The SURNAME PROFILER site has been around for a while. It shows the Geographical distribution of your surname in two years: 1881 and 1998, so you can see whether your surname has migrated over the years from its original geographical origin.
Here's a few examples so you can see what I mean.
First of all, let's start with PARKINSON
This has a distribution in and around Merseyside and spreading into Yorkshire, which is where I was born.
Then we have NUNNERLEY. This is a Welsh based name, and Mr. Nunnerley was indeed born in Wales.
OK - now for some local names, starting with AUKER.
Now BALLS: another very local name...
and finally BENEFER, which as you can see is only found in this area.
Try your own name... See whether it has migrated over the years.
Also read THIS NEW STATESMAN article, which has some interesting quotes:
If you flick between the two maps for most names, you see the spread of families from a specific heartland to other areas of the country. Thus you might be inclined to conclude that Longley and his colleagues have demonstrated the flexibility and geographical mobility of British people during the past century. In fact, that is not what is being displayed. If we compare the two sets of maps, the old and the new, the really striking aspect is that the original pockets of surnames on 1881 maps remain exactly where they are on the maps of 1998. So, yes, some people move on, but a greater number stay put.

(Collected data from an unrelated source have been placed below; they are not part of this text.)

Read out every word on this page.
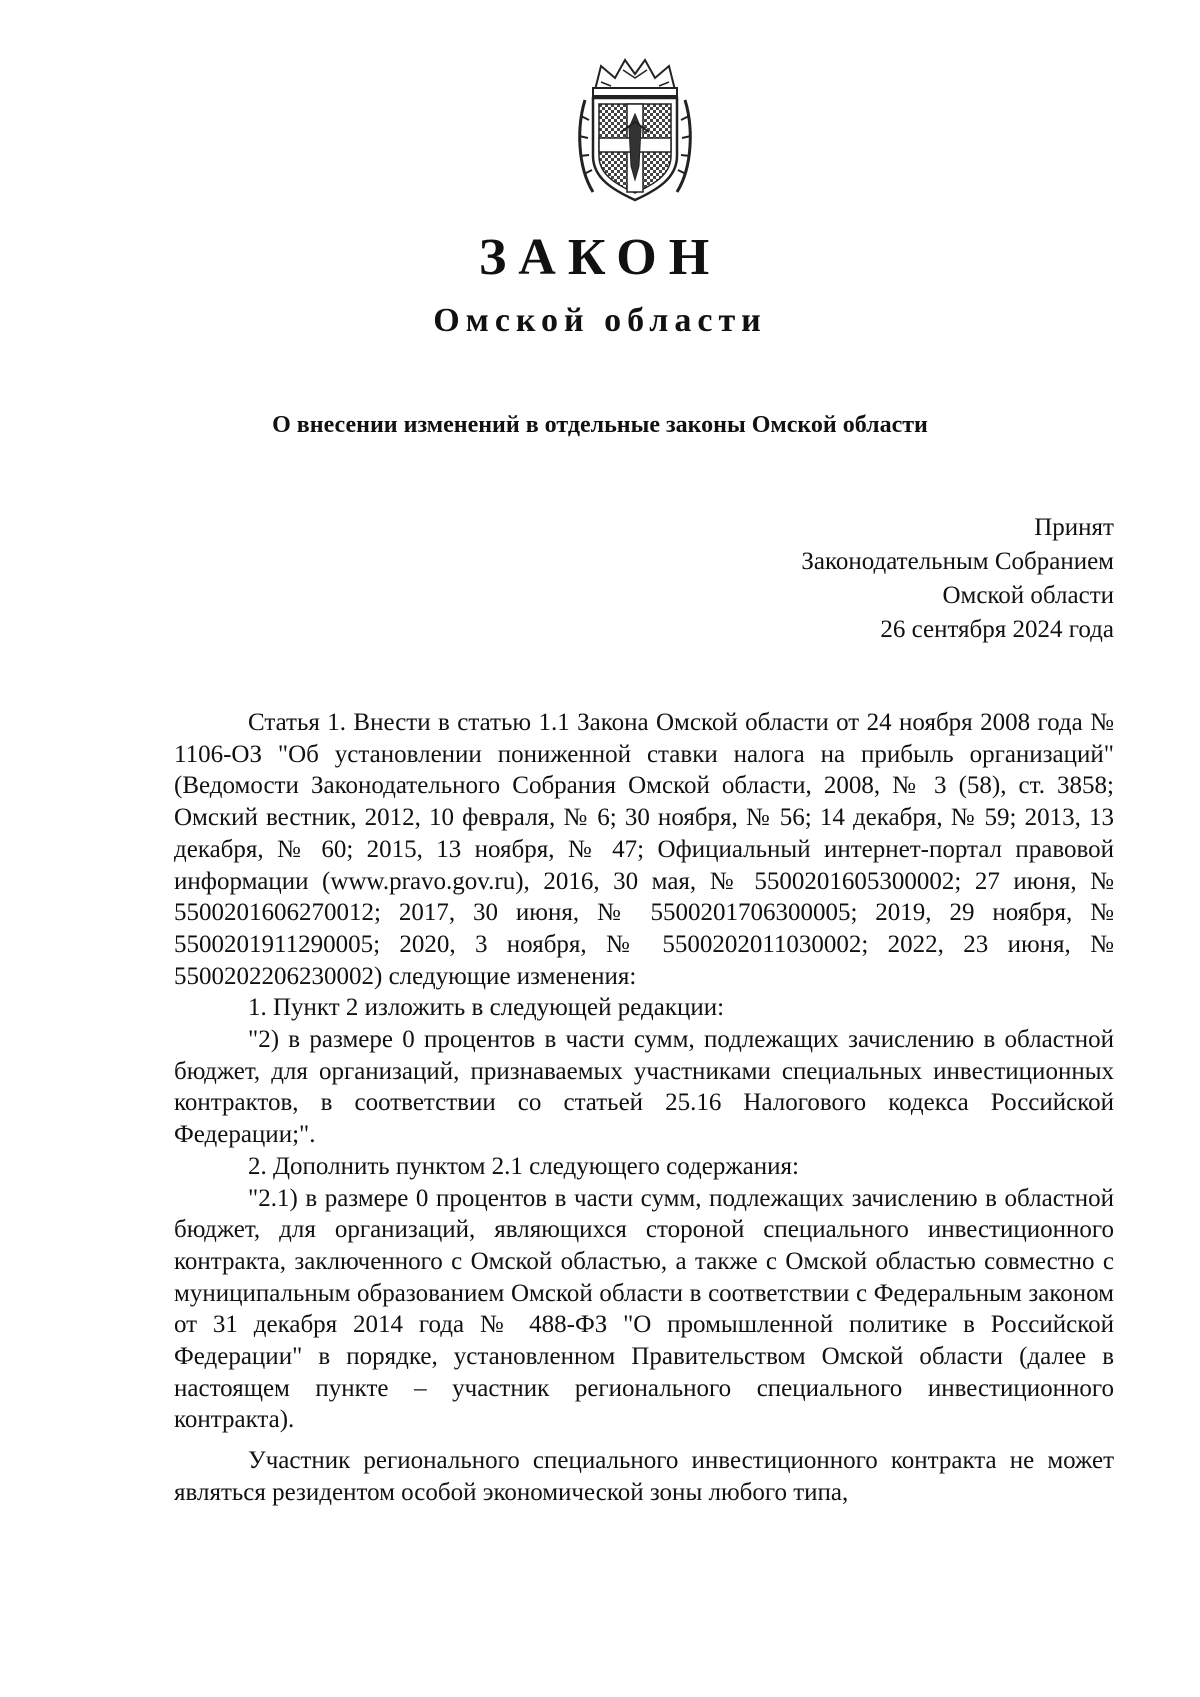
ЗАКОН
Омской области
О внесении изменений в отдельные законы Омской области
Принят
Законодательным Собранием
Омской области
26 сентября 2024 года

Статья 1. Внести в статью 1.1 Закона Омской области от 24 ноября 2008 года № 1106-ОЗ "Об установлении пониженной ставки налога на прибыль организаций" (Ведомости Законодательного Собрания Омской области, 2008, № 3 (58), ст. 3858; Омский вестник, 2012, 10 февраля, № 6; 30 ноября, № 56; 14 декабря, № 59; 2013, 13 декабря, № 60; 2015, 13 ноября, № 47; Официальный интернет-портал правовой информации (www.pravo.gov.ru), 2016, 30 мая, № 5500201605300002; 27 июня, № 5500201606270012; 2017, 30 июня, № 5500201706300005; 2019, 29 ноября, № 5500201911290005; 2020, 3 ноября, № 5500202011030002; 2022, 23 июня, № 5500202206230002) следующие изменения:

1. Пункт 2 изложить в следующей редакции:

"2) в размере 0 процентов в части сумм, подлежащих зачислению в областной бюджет, для организаций, признаваемых участниками специальных инвестиционных контрактов, в соответствии со статьей 25.16 Налогового кодекса Российской Федерации;".

2. Дополнить пунктом 2.1 следующего содержания:

"2.1) в размере 0 процентов в части сумм, подлежащих зачислению в областной бюджет, для организаций, являющихся стороной специального инвестиционного контракта, заключенного с Омской областью, а также с Омской областью совместно с муниципальным образованием Омской области в соответствии с Федеральным законом от 31 декабря 2014 года № 488-ФЗ "О промышленной политике в Российской Федерации" в порядке, установленном Правительством Омской области (далее в настоящем пункте – участник регионального специального инвестиционного контракта).

Участник регионального специального инвестиционного контракта не может являться резидентом особой экономической зоны любого типа,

"What we see most in the 1998 maps is just a blurring of surname hot spots as a few people head off and start up lives somewhere else," says Longley. "The real surprise for us was the extent to which people appear to stay where they are. Moving on to a new life in a new location is too traumatic for most people and so they stay where they are, getting on with their lives much as their parents, grandparents and great-grandparents did before them." Therefore, the idea that we are increasingly socially mobile may be a myth. Journalists and academics may move about the country but most people stay put.